Scott highlighted the link between British Sunni Muslims and the Pakistani-armed terrorist groups accused of dispersing terrorism across South Asia, Britain and beyond Europe. He said, “Some terrorist threats targeting the UK originate in Swat, Khyber Pakhtunkhwa province of Pakistan, and not Damascus”, as previously thought. Furthermore, he said, “The strength of the Pakistani diaspora will keep ensuring that there is a ready welcome for visiting speakers from Pakistan to Britain, who advocate discrimination and violence.”

He described ‘British jihadism’ as “the involvement of a highly significant number of British Sunni Muslims with Pakistani origin in armed Islamic groups since the early 1990’s in Bosnia, Jammu and Kashmir and Afghanistan”. Consequently, he believed, “Britain should not depend on British Muslim groups” to take the initiative in galvanising support among British-Pakistanis against terror groups in Pakistan or individuals like Mumtaz Qadri, executed for the 2011 killing of Punjab governor Salman Taseer for his opposition to blasphemy laws in Pakistan.
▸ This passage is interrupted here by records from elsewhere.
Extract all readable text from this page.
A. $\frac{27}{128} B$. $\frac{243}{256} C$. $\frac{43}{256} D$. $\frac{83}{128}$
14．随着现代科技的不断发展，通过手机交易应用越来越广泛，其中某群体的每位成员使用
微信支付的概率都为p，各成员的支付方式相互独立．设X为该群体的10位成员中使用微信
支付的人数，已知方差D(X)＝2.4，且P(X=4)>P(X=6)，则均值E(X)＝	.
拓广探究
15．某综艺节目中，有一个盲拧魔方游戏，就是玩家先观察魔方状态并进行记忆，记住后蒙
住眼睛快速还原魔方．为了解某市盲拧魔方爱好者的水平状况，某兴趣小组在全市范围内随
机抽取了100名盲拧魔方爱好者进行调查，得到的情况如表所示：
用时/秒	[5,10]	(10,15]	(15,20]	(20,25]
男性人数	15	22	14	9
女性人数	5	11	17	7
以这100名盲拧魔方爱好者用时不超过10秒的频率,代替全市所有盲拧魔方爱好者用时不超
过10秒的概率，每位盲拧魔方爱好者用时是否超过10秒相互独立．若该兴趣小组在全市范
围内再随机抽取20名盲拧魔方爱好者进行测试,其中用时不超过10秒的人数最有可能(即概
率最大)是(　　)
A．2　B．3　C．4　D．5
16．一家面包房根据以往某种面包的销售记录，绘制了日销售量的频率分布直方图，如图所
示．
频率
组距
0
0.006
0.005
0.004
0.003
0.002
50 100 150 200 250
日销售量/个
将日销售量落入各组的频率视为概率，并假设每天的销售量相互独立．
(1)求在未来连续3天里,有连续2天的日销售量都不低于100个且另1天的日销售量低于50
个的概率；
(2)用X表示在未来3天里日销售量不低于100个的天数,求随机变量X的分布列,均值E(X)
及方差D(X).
Scott shared the history of some of those involved in international terror plots: British graduate with Pakistani heritage, Omar Saeed Sheikh, who kidnapped Western holidaymakers in Kashmir Valley; resident of Birmingham, UK, Mohammed Bilal, a member of terror group Jaish-e-Mohammed that attacked an Indian army base in Srinagar in 2000; and Muhammed Siddique Khan and Shezad Tanweer, two suicide bombers who killed 52 people in the July 2005 terror attacks on the London transport system, who were trained at camps in Pakistan. More recently, one of the three terrorists involved in the knife rampage at London Bridge, UK, Khuram Butt, 27, raised in the UK, however born and earlier raised in Pakistan.

In conclusion, he said that Britain’s focus on terrorism “should not disregard the challenges imposed by the UK-Islamabad relation”.

Head of division for community and criminal justice at De Montfort University, Leicester, UK, Prof Rob McCusker, mentioned about “a nexus between terrorism and organised crime that flourishes in failed states”. Therefore, states are governed by terrorist groups, warlords and other state/non-state actors, he said. Furthermore, despite Pakistan’s assurances, international observers continue to believe that Pakistan has provided safe havens to terrorist groups, including the Haqqani network, Lashkar-e-Taiba and Quetta Shura Taliban, involved in attacks in India, Afghanistan and Pakistan.

Published in Daily Times, October 10th 2017.